Tally Palmer

Tally Palmer

Tally Palmer is the Director of the Institute for Water Research, at Rhodes university, South Africa. She has a research trajectory from aquatic ecology through environmental water quality, water law and policy development, to a commitment to the transformative power of engaged, transdisciplinary action research. Her understanding of Adaptive Integrated River Basin Management includes the recognition that participatory governance – people at the interface of knowledge production, advocacy and politics – creates a sustainability platform and pathway to river basin resilience .

Adaptive River Basin Management: A Capability Pathway Catalyses Rural Participatory Governance

Interventions that promote movement towards integrated river basin management for resilience, sustainable development, and/or climate change adaptation, have a history of ambiguous outcomes and outright failures. How can interventions, and especially those that involve government, research and stakeholders, including local residents, result in sustainable outcomes that persist beyond the intervention? How do interventions encourage learning and behavior-change in the practice of all participants? Four South African case studies are presented to probe the challenging question of whether painstaking on-the-ground trust–building; activating participatory governance processes; and engaging in reflexive praxis, can catalyze change towards integrated river basin management for resilience. The underpinning methodology presented is transdisciplinary. Critical Realism provides a theoretical foundation for discerning causal mechanisms in complex systems using the full range of disciplinary inquiry.
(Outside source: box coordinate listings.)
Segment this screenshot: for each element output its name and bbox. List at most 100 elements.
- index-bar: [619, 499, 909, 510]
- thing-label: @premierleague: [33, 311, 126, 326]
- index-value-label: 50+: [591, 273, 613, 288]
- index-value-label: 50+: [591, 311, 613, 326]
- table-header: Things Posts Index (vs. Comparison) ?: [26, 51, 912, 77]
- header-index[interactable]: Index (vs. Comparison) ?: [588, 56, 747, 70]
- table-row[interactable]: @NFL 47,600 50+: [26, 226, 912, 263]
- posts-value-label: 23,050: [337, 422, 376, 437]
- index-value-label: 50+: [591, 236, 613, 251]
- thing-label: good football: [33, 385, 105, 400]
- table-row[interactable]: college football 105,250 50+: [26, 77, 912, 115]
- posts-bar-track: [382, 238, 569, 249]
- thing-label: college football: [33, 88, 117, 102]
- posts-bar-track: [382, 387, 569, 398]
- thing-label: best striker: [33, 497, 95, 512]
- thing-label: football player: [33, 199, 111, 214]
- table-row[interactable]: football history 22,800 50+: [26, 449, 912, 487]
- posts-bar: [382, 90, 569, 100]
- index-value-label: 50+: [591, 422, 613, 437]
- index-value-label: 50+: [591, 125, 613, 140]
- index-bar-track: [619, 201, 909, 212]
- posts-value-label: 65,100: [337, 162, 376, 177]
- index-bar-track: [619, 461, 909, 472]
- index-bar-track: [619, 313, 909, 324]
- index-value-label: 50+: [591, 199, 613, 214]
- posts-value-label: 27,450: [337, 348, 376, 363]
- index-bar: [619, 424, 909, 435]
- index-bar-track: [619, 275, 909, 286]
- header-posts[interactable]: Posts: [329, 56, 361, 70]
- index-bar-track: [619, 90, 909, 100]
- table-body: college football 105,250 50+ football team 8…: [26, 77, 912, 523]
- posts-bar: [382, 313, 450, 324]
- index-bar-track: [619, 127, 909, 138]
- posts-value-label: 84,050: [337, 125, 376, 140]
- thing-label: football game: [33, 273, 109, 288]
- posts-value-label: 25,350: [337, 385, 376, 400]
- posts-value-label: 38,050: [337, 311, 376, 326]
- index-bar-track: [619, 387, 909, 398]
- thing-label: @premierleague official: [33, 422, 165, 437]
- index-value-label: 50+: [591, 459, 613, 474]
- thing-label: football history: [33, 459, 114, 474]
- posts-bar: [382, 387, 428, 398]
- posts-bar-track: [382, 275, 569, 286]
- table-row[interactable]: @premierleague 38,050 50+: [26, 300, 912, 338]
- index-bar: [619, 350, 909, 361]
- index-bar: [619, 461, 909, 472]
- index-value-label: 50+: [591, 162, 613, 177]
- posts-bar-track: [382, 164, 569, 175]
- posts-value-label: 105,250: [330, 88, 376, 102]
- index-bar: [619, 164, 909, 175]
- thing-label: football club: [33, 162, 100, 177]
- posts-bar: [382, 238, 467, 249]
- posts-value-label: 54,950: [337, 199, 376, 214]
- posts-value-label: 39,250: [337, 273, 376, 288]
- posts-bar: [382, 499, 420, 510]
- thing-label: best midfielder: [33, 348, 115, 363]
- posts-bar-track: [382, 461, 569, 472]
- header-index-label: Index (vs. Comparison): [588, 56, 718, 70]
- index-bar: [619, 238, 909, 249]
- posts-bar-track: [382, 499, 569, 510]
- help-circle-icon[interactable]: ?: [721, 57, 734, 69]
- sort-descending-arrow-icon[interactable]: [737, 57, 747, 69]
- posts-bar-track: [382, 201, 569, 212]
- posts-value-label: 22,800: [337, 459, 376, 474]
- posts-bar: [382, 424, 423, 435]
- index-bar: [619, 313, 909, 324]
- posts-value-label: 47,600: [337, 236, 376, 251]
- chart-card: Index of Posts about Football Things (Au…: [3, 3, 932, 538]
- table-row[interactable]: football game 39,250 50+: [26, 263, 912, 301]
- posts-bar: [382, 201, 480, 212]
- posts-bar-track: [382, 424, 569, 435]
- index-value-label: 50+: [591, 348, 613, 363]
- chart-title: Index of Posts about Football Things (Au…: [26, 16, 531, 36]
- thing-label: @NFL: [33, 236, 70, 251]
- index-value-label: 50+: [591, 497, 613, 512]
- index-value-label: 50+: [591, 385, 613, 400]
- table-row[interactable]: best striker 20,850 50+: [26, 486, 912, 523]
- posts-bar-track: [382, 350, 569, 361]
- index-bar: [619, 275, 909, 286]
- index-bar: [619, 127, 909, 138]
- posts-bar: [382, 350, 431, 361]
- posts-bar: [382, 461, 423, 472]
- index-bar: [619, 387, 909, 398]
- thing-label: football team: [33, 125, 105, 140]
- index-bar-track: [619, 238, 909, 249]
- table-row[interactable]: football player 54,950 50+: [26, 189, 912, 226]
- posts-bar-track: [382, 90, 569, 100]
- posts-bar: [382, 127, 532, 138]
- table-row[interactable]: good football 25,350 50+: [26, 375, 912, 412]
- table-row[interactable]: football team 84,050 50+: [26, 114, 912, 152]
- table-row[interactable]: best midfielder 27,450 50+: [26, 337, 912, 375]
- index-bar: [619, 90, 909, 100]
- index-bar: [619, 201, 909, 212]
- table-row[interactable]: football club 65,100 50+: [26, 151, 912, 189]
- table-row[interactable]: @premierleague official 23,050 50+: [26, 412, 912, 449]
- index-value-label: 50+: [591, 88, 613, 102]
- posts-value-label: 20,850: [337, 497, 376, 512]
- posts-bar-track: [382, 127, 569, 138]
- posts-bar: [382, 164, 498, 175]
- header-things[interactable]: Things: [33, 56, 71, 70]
The concept of Complex Social-Ecological Systems (CSES) provides a lens to forefront the role adaptation and feed-back, and river basins and sub-basins are viewed as CSES’s. Expansive learning elucidates the mechanisms that guide processes of co-learning and the co-development of knowledge. Strategic Adaptive Management provides practical on-the-ground steps for stakeholders to participate, through governance, in an integrated river basin management process. The formal governance system, linked to a participatory governance system, in each particular river basin (or sub-basin), provides the contextual possibility for civil society agency to persist. We suggest that participatory governance brings the vitality and relevance of civil society to bear on the possibility of real benefits to the participating stakeholders. The selected approach is slow, with many pitfalls. There are not many examples of unequivocal success. However, in the case studies presented, we demonstrate learning, begin to understand failures more deeply, and most importantly share “narratives of hope”. These “narratives of hope” are landmarks to encourage perseverance in developing effective adaptive participatory governance, as a pathway towards resilience.